I’m Not Leaving The Time I Called On Your Answering Machine

Unless you’re trying to solve a murder case in which I am involved, where I took the time to call and leave a message on your answering machine right before I dumped the bodies and flew to Alaska (ironically, which I was under the impression was out of the United States jurisdiction), there’s truly no reason for the time I called to be important.

In fact, even if I wasn’t involved in a murder (which I’m not) and you’re not involved in solving a case (which you’re not, unless you’re doing that home detective thing that Oliver in The Brady Bunch once did…which would also mean you’re jumping the shark), then…

I’m not leaving the time I called on your answering machine. Plain and simple.

Wrong Number, Right Language

It’s been a banner week for WFME Podcasts.

After WFME’s visual version of its AMEX podcast popped up on YouTube’s Featured Comedy Video page (and 27,000 views later) — yet another favorite WFME podcast has been recycled into a magical monstrosity of visual verbosity.

So if you were a fan of the Gibberish podcast, or you’ve always wondered how to handle a wrong number from someone who speaks a language you don’t speak — head on over to YouTube to view Wrong Number, Right Language.

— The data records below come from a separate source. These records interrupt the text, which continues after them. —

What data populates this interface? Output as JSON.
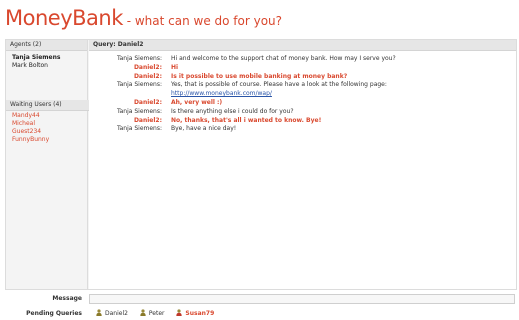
{
  "header": {
    "brand": "MoneyBank",
    "tagline": " - what can we do for you?"
  },
  "colors": {
    "accent": "#d9482e",
    "link": "#2a55a8"
  },
  "sidebar": {
    "agents_heading": "Agents (2)",
    "agents": [
      {
        "name": "Tanja Siemens",
        "active": true
      },
      {
        "name": "Mark Bolton",
        "active": false
      }
    ],
    "waiting_heading": "Waiting Users (4)",
    "waiting_users": [
      "Mandy44",
      "Micheal",
      "Guest234",
      "FunnyBunny"
    ]
  },
  "chat": {
    "query_title": "Query: Daniel2",
    "messages": [
      {
        "sender": "Tanja Siemens:",
        "text": "Hi and welcome to the support chat of money bank. How may I serve you?",
        "customer": false
      },
      {
        "sender": "Daniel2:",
        "text": "Hi",
        "customer": true
      },
      {
        "sender": "Daniel2:",
        "text": "Is it possible to use mobile banking at money bank?",
        "customer": true
      },
      {
        "sender": "Tanja Siemens:",
        "text": "Yes, that is possible of course. Please have a look at the following page:",
        "customer": false
      },
      {
        "sender": "",
        "text": "http://www.moneybank.com/wap/",
        "customer": false,
        "link": true
      },
      {
        "sender": "Daniel2:",
        "text": "Ah, very well :)",
        "customer": true
      },
      {
        "sender": "Tanja Siemens:",
        "text": "Is there anything else i could do for you?",
        "customer": false
      },
      {
        "sender": "Daniel2:",
        "text": "No, thanks, that's all i wanted to know. Bye!",
        "customer": true
      },
      {
        "sender": "Tanja Siemens:",
        "text": "Bye, have a nice day!",
        "customer": false
      }
    ]
  },
  "composer": {
    "label": "Message",
    "value": ""
  },
  "pending": {
    "label": "Pending Queries",
    "items": [
      {
        "name": "Daniel2",
        "icon": "user-icon",
        "alert": false
      },
      {
        "name": "Peter",
        "icon": "user-icon",
        "alert": false
      },
      {
        "name": "Susan79",
        "icon": "user-alert-icon",
        "alert": true
      }
    ]
  }
}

Yes, you may very well be sorry.

It’s Time To Go Back To The Drawing Board When It Comes To My Latest Batch of Clever Answering Machine Messages

“Hi. I’m not home right now. Actually, I might be home but not answering the phone. But really, honestly, is anyone ever really home? Aren’t we all just wanderers, searching out for that ultimate be-all end-all home? The kind of home we only fully reach when we’ve left our earthly bodies behind and we’ve ascended to the next level of consciousness? Isn’t it only then, at that shining moment of clarity, when we’re finally, really, one-hundred percent at-”

[Beep]

“Yo! I’ll tell you what I want, what I really really want. So tell me what you want, what you really really want, I’ll tell you what I want, what I really really want, so tell me what you want what you really really want, I wanna, I wanna, I wanna, I wanna, I wanna really really really wanna…message!”

[Beep]

“Listen quickly — Idon’thavemuchtimeandeverythingsjustgotmoredangerousforus. I walked too close to the sun, you could say, andnowthey’reafterme. Whichmeansthey’reafteryou, too. Oh my- W-w-wait a second. Ohno. They’reoutsidethehouse. Ohmygodohmygodohmygod! Quick! Leaveyourinfoatthetone so I know where to find you. Do it! At the tone!”

[Gunshot & Beep]

“Thank you for calling the Make A Wish Foundation answering machine hotline for Paul Davidson. If you’re calling because you read about Paul’s wish to have his answering machine message tape completely filled up with messages in this morning’s Los Angeles Times, and you’re calling to help him reach that goal — please go ahead and leave a message. If you read about his wish and have chosen not to leave a message…then you’re just a heartless, cold-hearted snake and we hope you die.”

[Beep]

Today’s Wrong Number Transcript

Me: “Hello?”
Them: “Hey, is Hector around?”
Me: “This is Hector.”
Them: “This doesn’t sound like Hector.”
Me: [With bad Mexican accent that sounds German] “Hallo, dis is Hector.”
Them: “C’mon, put on Hector!”
Me: “Ok, sorry. One sec.”
Them: “Thanks.”
Me: “Heyyyyyy!”
Them: “Hector, is that you?”
Me: “Yeah. Who’s this?”
Them: “This isn’t Hector.”
Me: “Look, this is Hector. I’m hanging up if you don’t tell me who this is.”
Them: “It’s Dough Boy.”
Me: “Dough Boy?”
Dough-Boy: “Yeah, man. Are you coming tonight?”
Me: “You really let people call you Dough Boy?”
Dough-Boy: “I called the wrong number, eh?”
Me: “Dough Boy, really? I mean, doesn’t that sort of make you feel self-conscious when people have given you a nickname based on a fat, bloated white sentient piece of dough?”